His lab then uses this information to try to identify causes of these disorders. Over the years, his lab has used this “top-down” approach to isolate pathogenic mechanisms related to Alzheimer’s disease, cognitive aging, and schizophrenia. More recently, his lab has used this insight for drug discovery and to develop novel therapeutic interventions, some of which are currently being tested in patients.

Dr. Michael Shadlen, Professor of Neuroscience, Principal Investigator at Columbia’s Zuckerman Institute, and Investigator at the Howard Hughes Medical Institute, gave the welcoming remarks and introduced Dr. Small, noting that we would hear a great deal about the hippocampus which is critical for memory.

The lecture began with a brief history of medicine from, of course, Greece and Hippocrates, the Father of Medicine, the belief that illness came from an imbalance in the humors, to the present with technology allowing doctors to see inside the human brain with MRI scans of remarkable detail.

Dr. Small spoke about the hippocampus, noting the diseases which affect it- Alzheimer’s Disease, cognitive aging, schizophrenia, post-traumatic stress disorder (PTSD), and depression, among others. Alzheimer’s begins in the hippocampus and then spreads to other parts of the brain, going through stages from cell sickness to cell death. “Spatial resolution matters in this work,” Dr. Small said of the type of cell blood volume (CBV) functional MRI used in the research. He explained that his team members, Frank Provenzano and Usman Khan, developed the algorithms, computer programs, to generate CBV maps of the Hippocampus of patients. The patterns show the difference between Alzheimer’s and cognitive aging which begin in completely different parts of the hippocampus.

Proteins are processed differently, and in the tiny area where there is more connectivity, more recycling, there is also more vulnerability, and the “endosomal traffic jams” that occur in Alzheimer’s disease could soon be regulated by medications targeting those vulnerable areas. Gene therapy, now being used much more, is also being developed as a way to treat Alzheimer’s.

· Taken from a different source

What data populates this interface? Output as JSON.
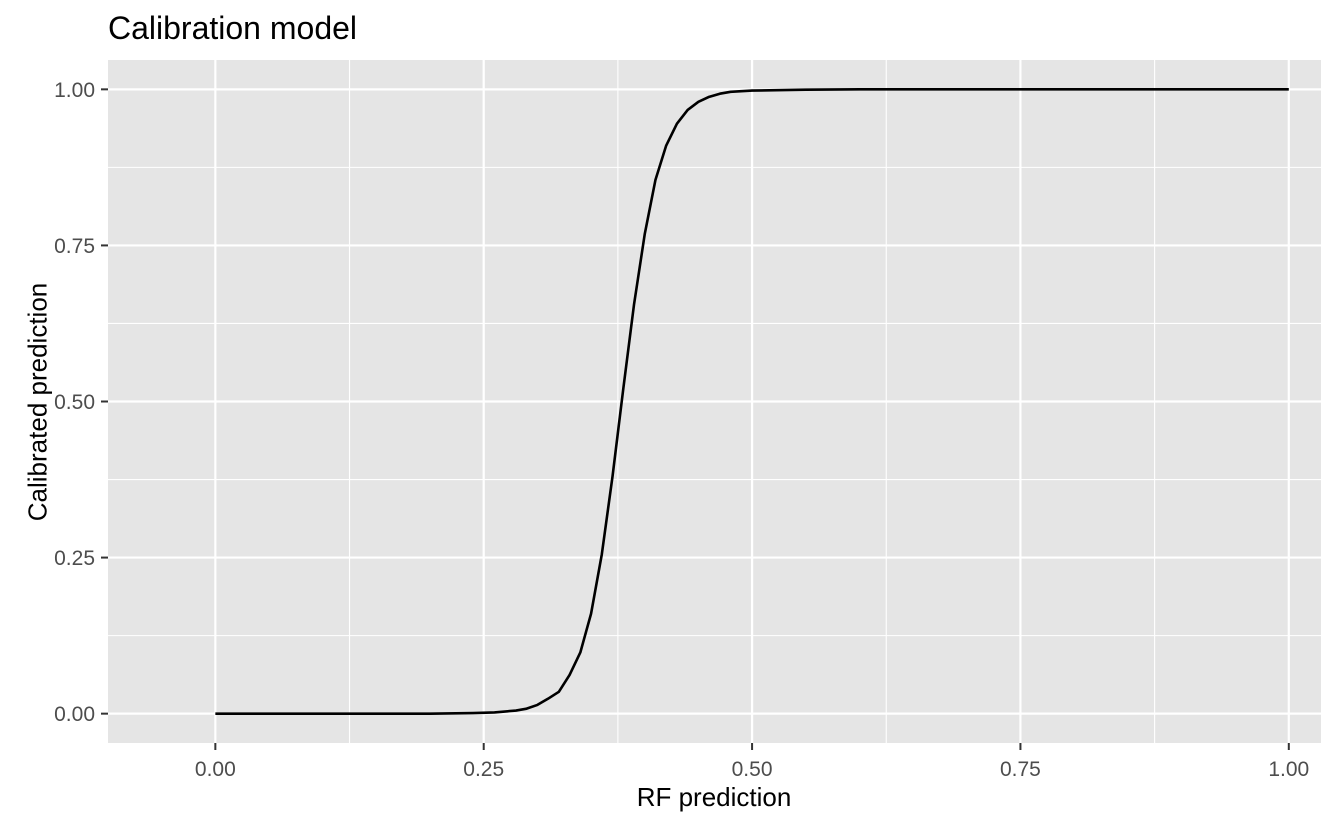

Dr. Small mentioned the work of his colleague, Dr. Richard Mayeux, a noted geneticist, and that there is a strong case for a genetic cause since there are 20 genes linked to Alzheimer’s, and a genetic defect in endosomal trafficking could be a cause of the disease.

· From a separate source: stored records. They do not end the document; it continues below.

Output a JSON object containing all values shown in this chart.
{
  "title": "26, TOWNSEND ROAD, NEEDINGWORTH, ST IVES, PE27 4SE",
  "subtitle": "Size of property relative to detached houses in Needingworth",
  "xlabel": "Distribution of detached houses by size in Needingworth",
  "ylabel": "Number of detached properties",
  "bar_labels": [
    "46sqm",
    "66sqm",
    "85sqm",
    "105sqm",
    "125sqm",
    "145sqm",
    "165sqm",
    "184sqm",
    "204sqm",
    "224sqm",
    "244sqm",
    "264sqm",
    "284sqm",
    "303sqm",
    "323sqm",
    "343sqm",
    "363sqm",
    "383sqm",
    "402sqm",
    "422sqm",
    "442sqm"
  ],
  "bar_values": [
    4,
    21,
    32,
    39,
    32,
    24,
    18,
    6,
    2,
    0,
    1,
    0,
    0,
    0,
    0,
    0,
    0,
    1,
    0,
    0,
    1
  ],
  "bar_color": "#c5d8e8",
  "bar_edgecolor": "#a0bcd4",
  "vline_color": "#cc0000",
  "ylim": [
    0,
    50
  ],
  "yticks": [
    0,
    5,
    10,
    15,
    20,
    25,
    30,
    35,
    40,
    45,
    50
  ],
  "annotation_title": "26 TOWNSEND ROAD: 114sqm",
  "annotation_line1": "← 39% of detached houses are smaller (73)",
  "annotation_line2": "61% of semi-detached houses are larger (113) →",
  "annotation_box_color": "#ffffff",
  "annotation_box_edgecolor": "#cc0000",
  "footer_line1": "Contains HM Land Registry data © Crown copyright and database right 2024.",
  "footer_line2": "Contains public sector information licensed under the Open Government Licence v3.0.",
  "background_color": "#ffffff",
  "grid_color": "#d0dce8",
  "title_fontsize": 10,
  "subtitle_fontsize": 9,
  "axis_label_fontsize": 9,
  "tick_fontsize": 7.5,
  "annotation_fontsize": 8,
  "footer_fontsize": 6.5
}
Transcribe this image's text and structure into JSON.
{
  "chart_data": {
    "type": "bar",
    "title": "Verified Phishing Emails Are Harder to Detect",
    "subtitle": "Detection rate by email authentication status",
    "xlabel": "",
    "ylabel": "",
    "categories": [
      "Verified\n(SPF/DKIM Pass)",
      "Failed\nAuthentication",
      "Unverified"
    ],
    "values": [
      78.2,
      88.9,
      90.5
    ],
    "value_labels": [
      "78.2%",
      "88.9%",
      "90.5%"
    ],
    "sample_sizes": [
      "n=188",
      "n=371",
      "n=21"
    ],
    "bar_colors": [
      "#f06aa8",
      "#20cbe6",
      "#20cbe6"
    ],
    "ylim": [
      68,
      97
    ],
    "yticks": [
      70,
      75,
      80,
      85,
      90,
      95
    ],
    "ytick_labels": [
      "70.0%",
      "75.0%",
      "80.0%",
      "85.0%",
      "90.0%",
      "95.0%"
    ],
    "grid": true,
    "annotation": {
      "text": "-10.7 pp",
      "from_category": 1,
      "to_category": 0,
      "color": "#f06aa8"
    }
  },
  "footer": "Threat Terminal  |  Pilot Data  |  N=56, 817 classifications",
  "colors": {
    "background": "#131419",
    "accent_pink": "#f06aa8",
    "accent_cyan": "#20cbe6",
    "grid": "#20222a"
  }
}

When asked if there is anything people can do to prevent Alzheimer’s, Dr. Small said the only thing he recommends, even to those diagnosed with the disease and in its early stages, is physical exercise which has been shown in studies to have positive effects on overall health and to delay the progression of the disease. Sleep deprivation, he added, may also trigger an increased risk for developing Alzheimer’s.